Concurrent computation, organised as a decentralised collection of interacting components, is now ubiquitous. Our society increasingly relies on such systems for sensitive and critical infrastructure. To make this safe and sustainable we need a formal approach to analyse and certify the correctness of concurrent software. Our trust in concurrent systems is based on three key properties:
- Safety: can the system crash?
- Progress: will the system be reactive to requests?
- Security: no secret is ever leaked.
Analysing these properties is vastly more complicated for concurrent software: the decentralised interaction between processes introduces much more subtle behaviour than what is found in sequential centralised computation. Proving such properties of concurrent systems must take into consideration all possible interactions, a space is so huge and complex that we lack proper tools to reason about it, both manually and automatically. This is called the analysis scalability problem. While the case of Safety has been extensively studied, Progress and Security still lack a scalable methodology for verification.
VeSPA’s approach to solve the analysis scalability problem for Progress and Security is based on two strategies:
- Devising modular specifications for concurrent components.
- Developing automatic analysis techniques to offload parts of the analysis task to the computer.
The first strategy aims at breaking up the task of a complex concurrent system into smaller, more manageable sub-tasks about its components. This is far from trivial because progress-related arguments are typically about the interaction between components rather than individual properties of components. One of VeSPA’s main results was an analysis framework to reason about concurrent programs which can express the progress properties of a component without having to talk about the whole system. This allows for proofs that are:
- Scalable: large programs can be understood as a hierarchy of smaller sub-systems, and the analysis can focus on each sub-system individually, reducing the complexity of the proofs.
- Reusable: once a component has been proven correct with respect to its abstract interface, any program that uses that component can reuse the proof as well. At the same time, modifications to a component that do not alter its behaviour can be done without having to re-prove the program that uses the component.

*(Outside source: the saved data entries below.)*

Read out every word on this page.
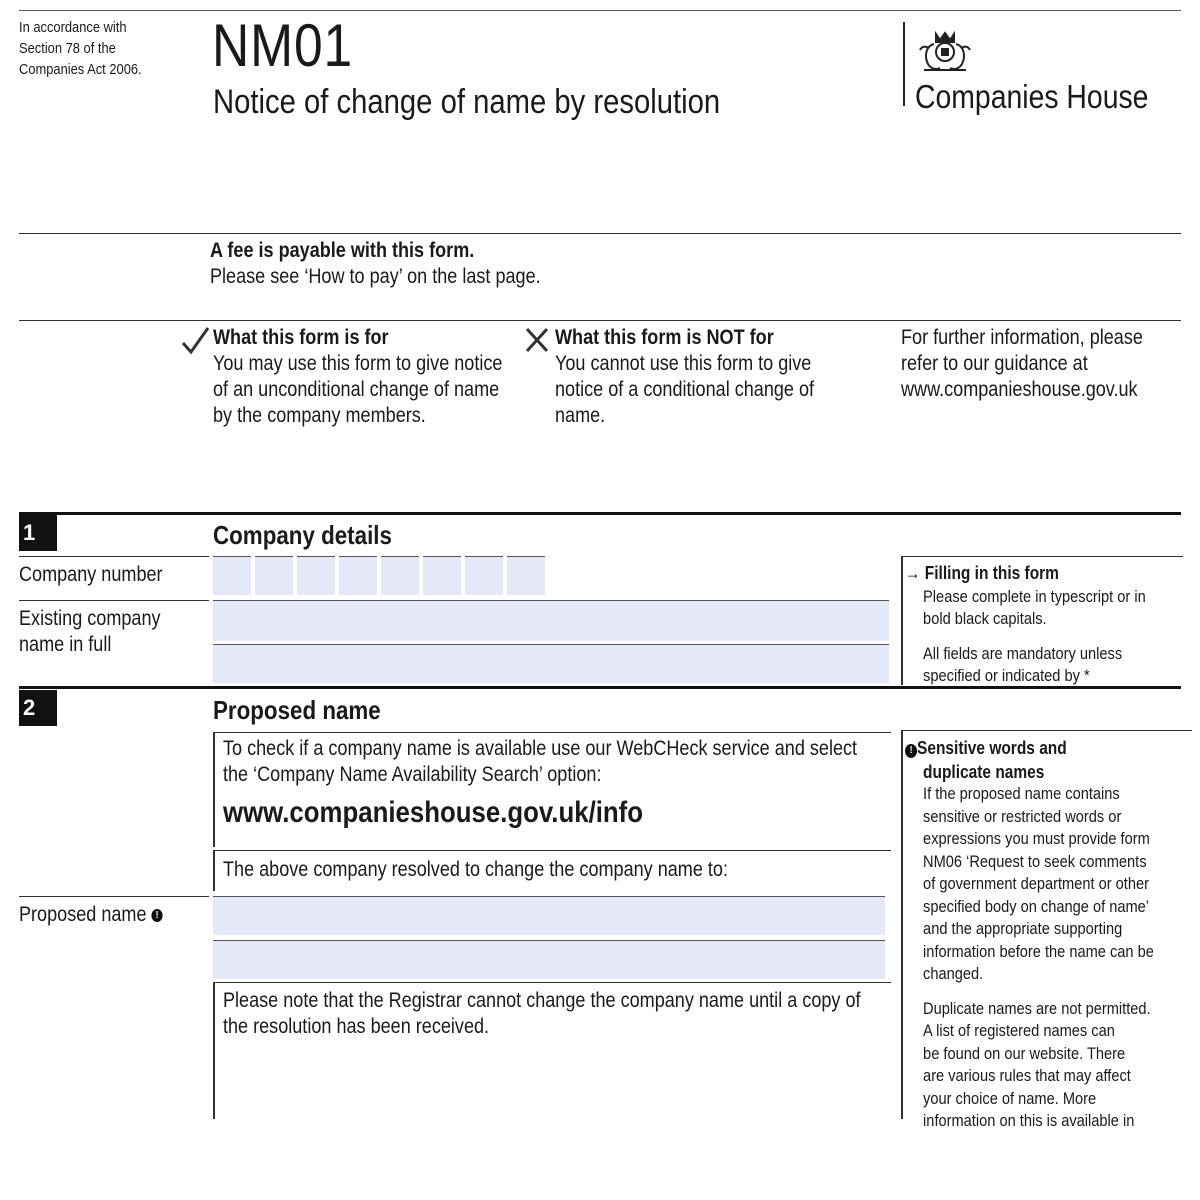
In accordance with
Section 78 of the
Companies Act 2006. NM01
Notice of change of name by resolution	Companies House
A fee is payable with this form.
Please see ‘How to pay’ on the last page.
What this form is for
You may use this form to give notice
of an unconditional change of name
by the company members.
What this form is NOT for
You cannot use this form to give
notice of a conditional change of
name.
For further information, please
refer to our guidance at
www.companieshouse.gov.uk
1	Company details
Company number
Existing company
name in full
→ Filling in this form
Please complete in typescript or in
bold black capitals.
All fields are mandatory unless
specified or indicated by *
2	Proposed name
To check if a company name is available use our WebCHeck service and select
the ‘Company Name Availability Search’ option:
www.companieshouse.gov.uk/info
The above company resolved to change the company name to:
Proposed name !
Please note that the Registrar cannot change the company name until a copy of
the resolution has been received.
! Sensitive words and
duplicate names
If the proposed name contains
sensitive or restricted words or
expressions you must provide form
NM06 ‘Request to seek comments
of government department or other
specified body on change of name’
and the appropriate supporting
information before the name can be
changed.
Duplicate names are not permitted.
A list of registered names can
be found on our website. There
are various rules that may affect
your choice of name. More
information on this is available in
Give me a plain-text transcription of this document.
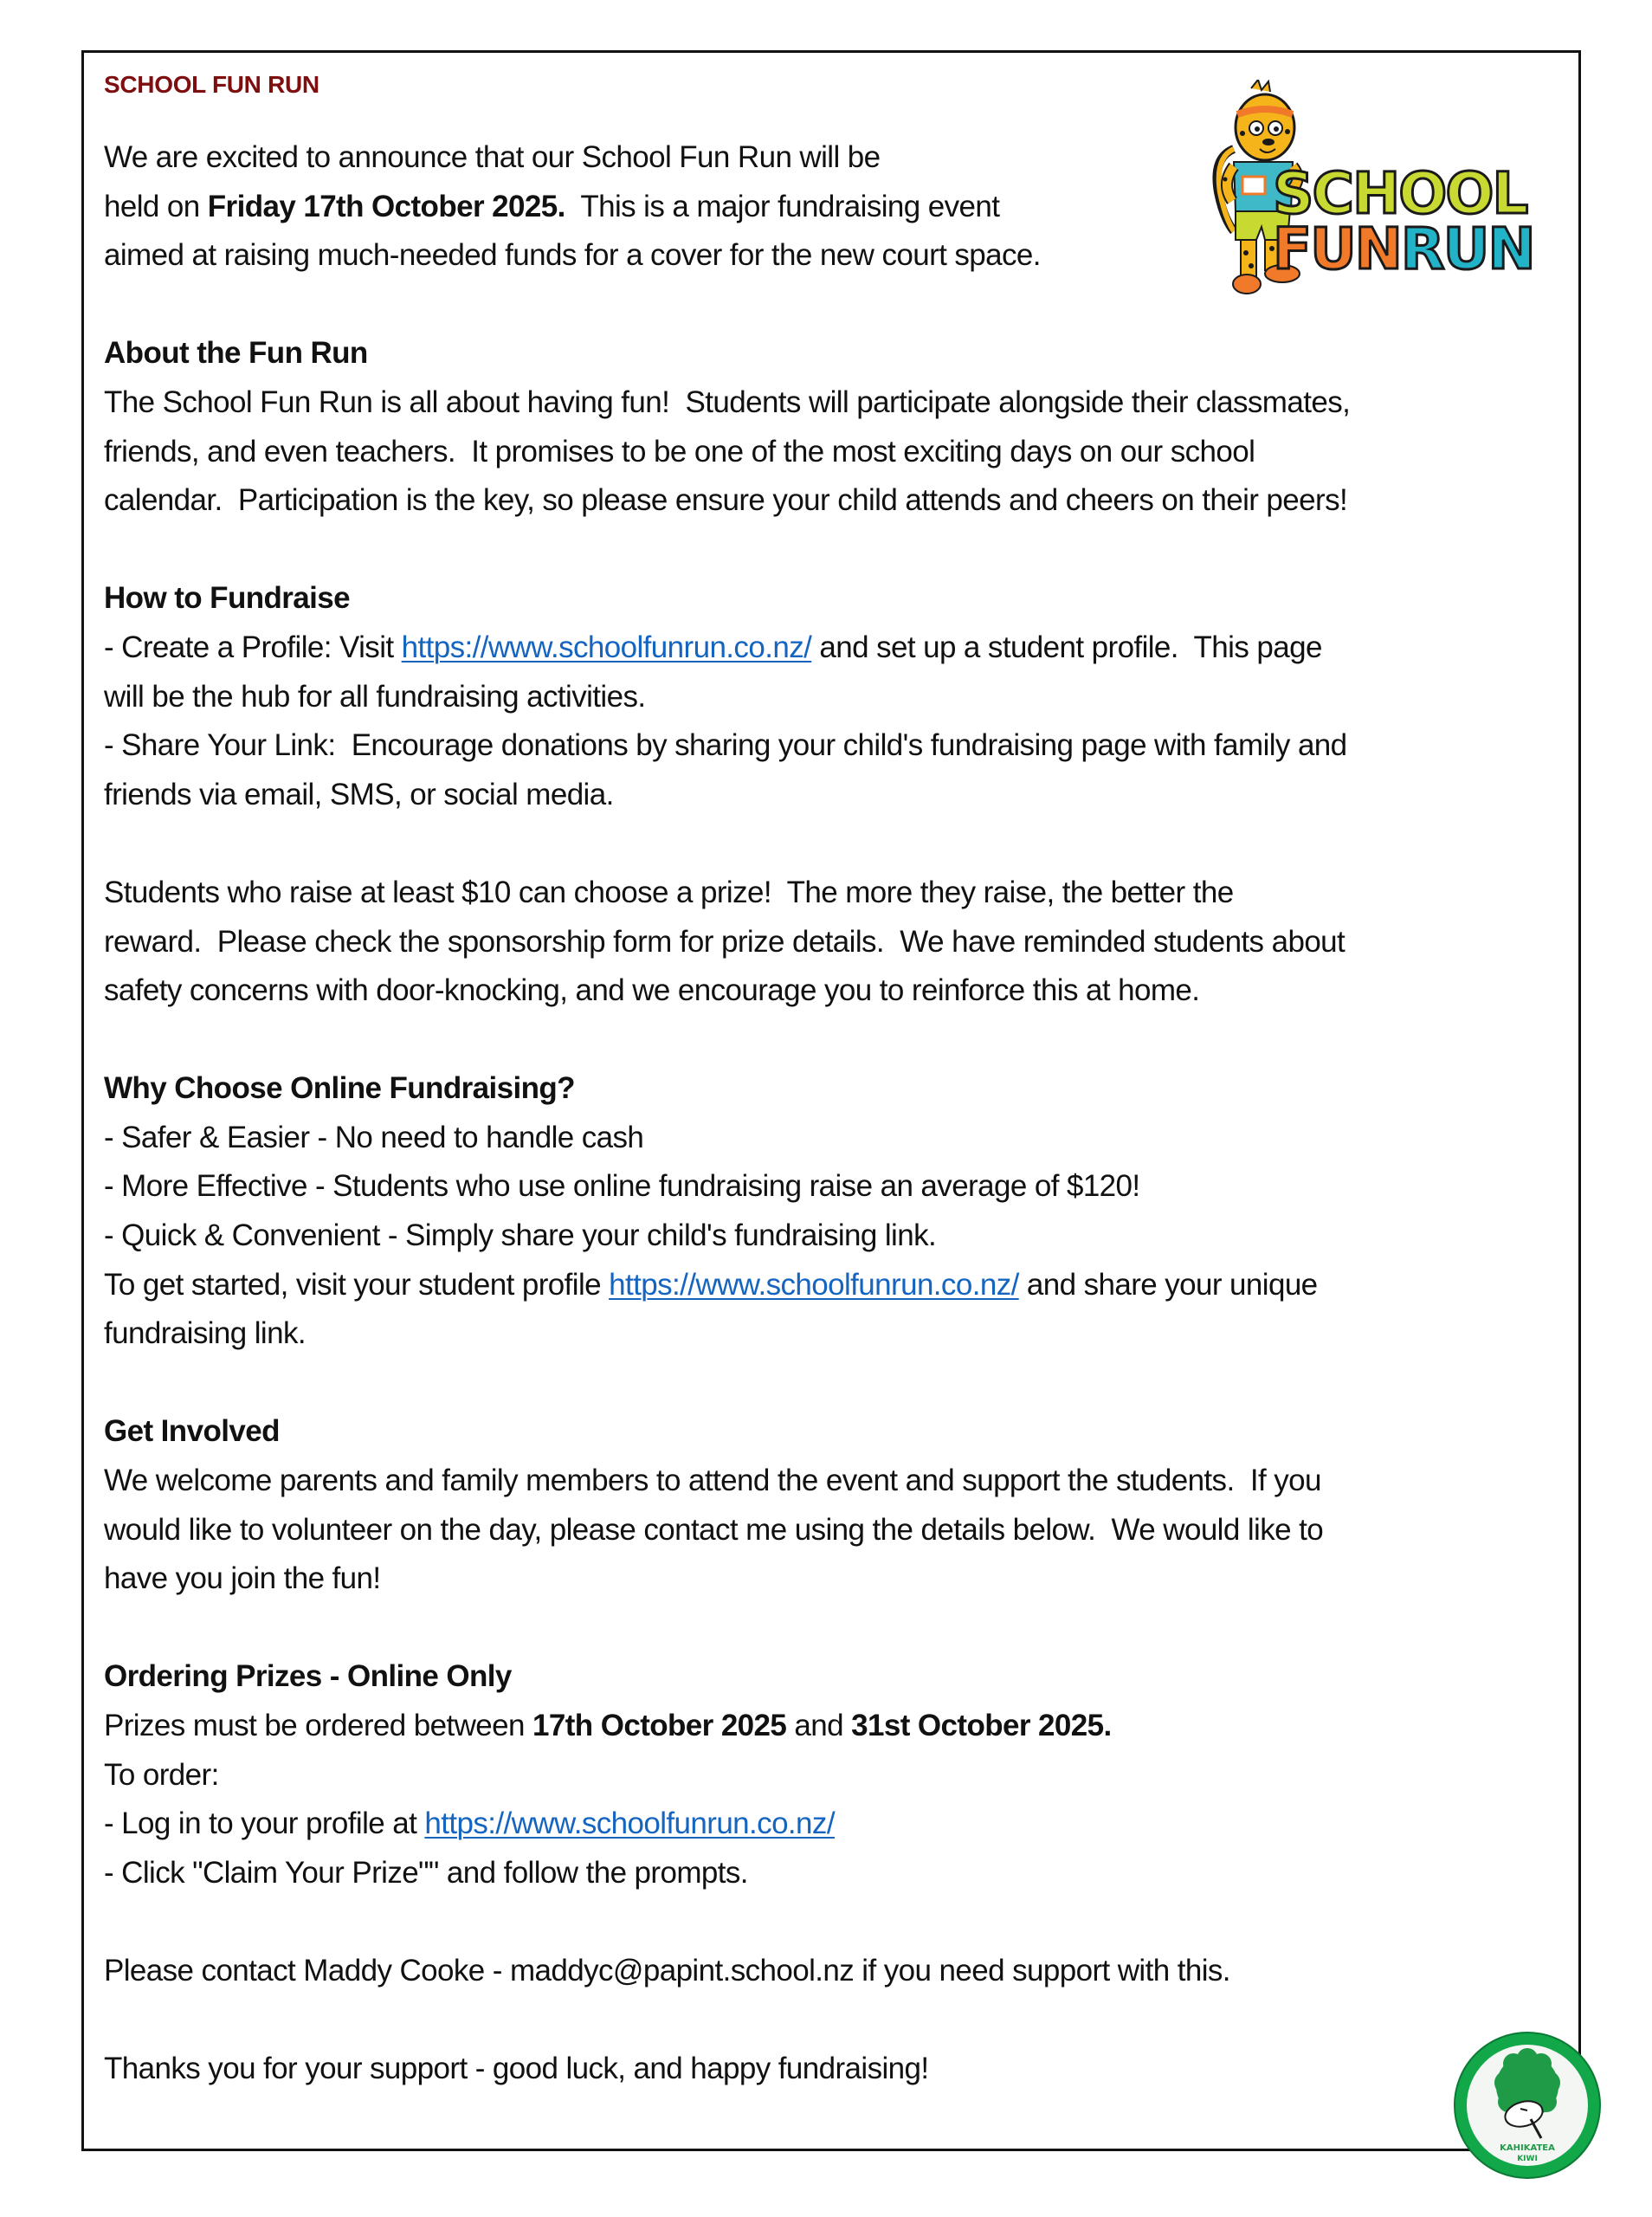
SCHOOL
FUNRUN
SCHOOL FUN RUN
We are excited to announce that our School Fun Run will be
held on Friday 17th October 2025.  This is a major fundraising event
aimed at raising much-needed funds for a cover for the new court space.
About the Fun Run
The School Fun Run is all about having fun!  Students will participate alongside their classmates,
friends, and even teachers.  It promises to be one of the most exciting days on our school
calendar.  Participation is the key, so please ensure your child attends and cheers on their peers!
How to Fundraise
- Create a Profile: Visit https://www.schoolfunrun.co.nz/ and set up a student profile.  This page
will be the hub for all fundraising activities.
- Share Your Link:  Encourage donations by sharing your child's fundraising page with family and
friends via email, SMS, or social media.
Students who raise at least $10 can choose a prize!  The more they raise, the better the
reward.  Please check the sponsorship form for prize details.  We have reminded students about
safety concerns with door-knocking, and we encourage you to reinforce this at home.
Why Choose Online Fundraising?
- Safer & Easier - No need to handle cash
- More Effective - Students who use online fundraising raise an average of $120!
- Quick & Convenient - Simply share your child's fundraising link.
To get started, visit your student profile https://www.schoolfunrun.co.nz/ and share your unique
fundraising link.
Get Involved
We welcome parents and family members to attend the event and support the students.  If you
would like to volunteer on the day, please contact me using the details below.  We would like to
have you join the fun!
Ordering Prizes - Online Only
Prizes must be ordered between 17th October 2025 and 31st October 2025.
To order:
- Log in to your profile at https://www.schoolfunrun.co.nz/
- Click "Claim Your Prize"" and follow the prompts.
Please contact Maddy Cooke - maddyc@papint.school.nz if you need support with this.
Thanks you for your support - good luck, and happy fundraising!
KAHIKATEA
KIWI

The second strategy aims at automating as much as possible some parts of the correctness proofs. Ideally, the human should be able to focus on the high-level insightful aspects of a proof, and leave the tedious and very complicated reasoning for the computer to check. VeSPA advanced the state of art in automation, for proofs of correctness of cryptographic protocols. These are protocols that underpin every online activity requiring authentication, physical access control devices, e-voting systems and more. They aim at achieving secure communication in an insecure channel, through the use of cryptography. They are notoriously tricky to design and flaws are discovered every day in deployed protocols, causing huge societal and economic damages. VeSPA contributed a method and a prototype tool to automate complex steps in the verification of security properties of these protocols.